On comprend que Blair continue à affirmer, contre vents et marées, la validité de son projet de « pont entre l'Europe et les États-Unis ». Comme on a cherché à le démontrer, ce projet qui se réfère à la réalité-virtuelle se heurte à la réalité-réelle. Et, en vérité, personne ne l'aide. Ne parlons pas ici des Européens, mais parlons de la “famille” anglo-saxonne.

A l'intérieur du Royaume-Uni, les conservateurs sont déjà en campagne. Ils partent en sachant que les sondages les donnent battus mais ils vendront chèrement leur peau, avec un petit espoir que la machine blairiste s'emballe et leur laisse une victoire inespérée. Pour cela, ils ont choisi ce domaine, complètement inédit pour une campagne électorale, de la sécurité et des relations stratégiques avec les USA (on voit, plus loin, cet aspect de la question plus en détails). Les conservateurs tablent à mort sur une proximité de calendrier : la récente élection du républicain GW Bush qui devrait, selon ce calcul, conduire à un soutien extérieur du “cousin sacré” sur ces matières de sécurité, — contre Tony Blair. (Ce dernier, bien sûr, plus “grand écart” que jamais, se précipitant àWashington pour obtenir l'appui quasiment électoral de GW Bush.) Tony Hague, le leader conservateur, a donc tiré le premier pétard de la campagne : son discours public du 12 janvier demandant que Blair affirme d'ores et déjà le soutien UK inconditionnel à une NMD anti-missiles qui n'existe pas, qui n'est même pas encore lancée. Ce côté “plus royaliste que le roi” (américain) est de la belle et bonne tactique électorale. Reste à voir ce que cette surenchère fera comme dégâts d'ici les élections, dans les relations entre UK et Européens.
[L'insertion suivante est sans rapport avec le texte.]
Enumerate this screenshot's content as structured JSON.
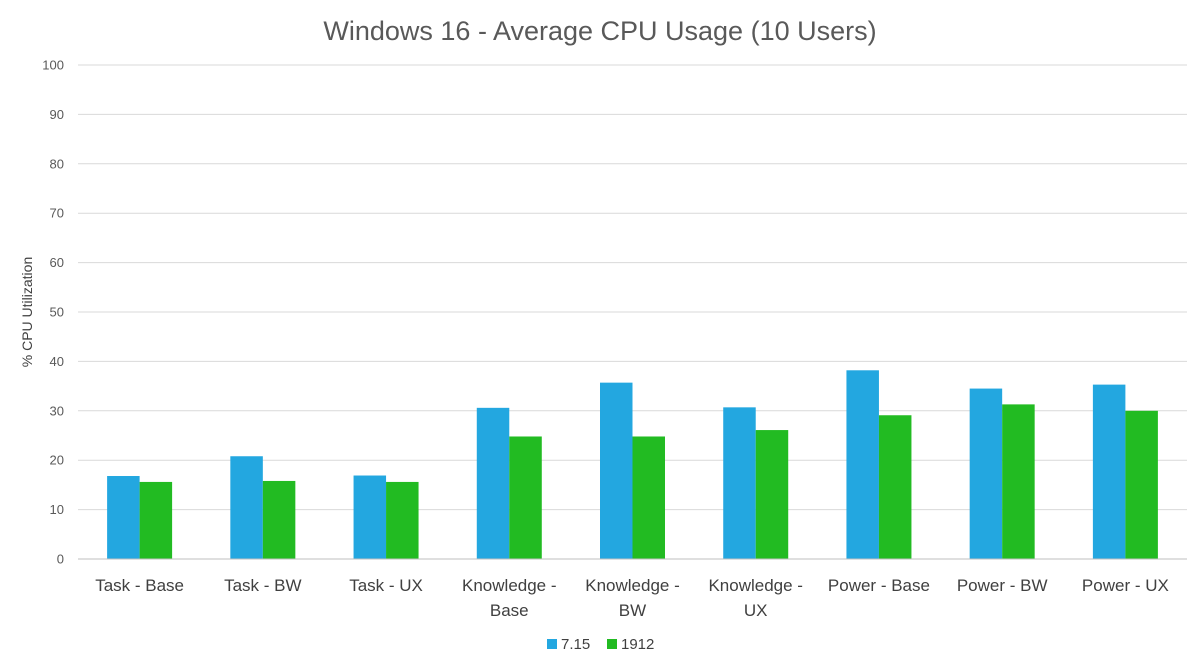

Il n'empêche, toute cette confusion où réalité-virtuelle et réalité-réelle sont sollicitées et manipulées successivement a l'avantage de faire surgir ce qui est la simple réalité des rapports de forces, entre USA et UK. Il ne s'agit plus de rhétorique. En fait, c'est un peu la démonstration de l'analyse que fait George Ball de la formule UK-“51e État”, puisqu'en cette occurence Hague et Blair sont engagés dans une course (réalité-virtuelle mais qu'importe) à l'affirmation d'allégeance aux USA. Le résultat se voit dans la réalité, dans ces premiers échanges concernant la NMD, où toute analyse de bon sens de la position des intérêts nationaux britanniques par rapport à cette question de la NMD est sacrifiée au profit d'un maximalisme pro-américain. L'intervention de facto des Américains dans la campagne électorale en est même sollicitée, par les requêtes appropriée, de l'un et l'autre partis, par intervention directe auprès des dirigeants américains (qui pour avoir leur soutien, dans le cas de Hague, qui pour obtenir que la décision sur la NMD soit reportée après les élections de mai prochain). On se retrouve effectivement, dans cette circonstance précise, dans une situation de facto de “51e État”, où la souveraineté et l'identité nationales britanniques ne sont plus que des souvenirs.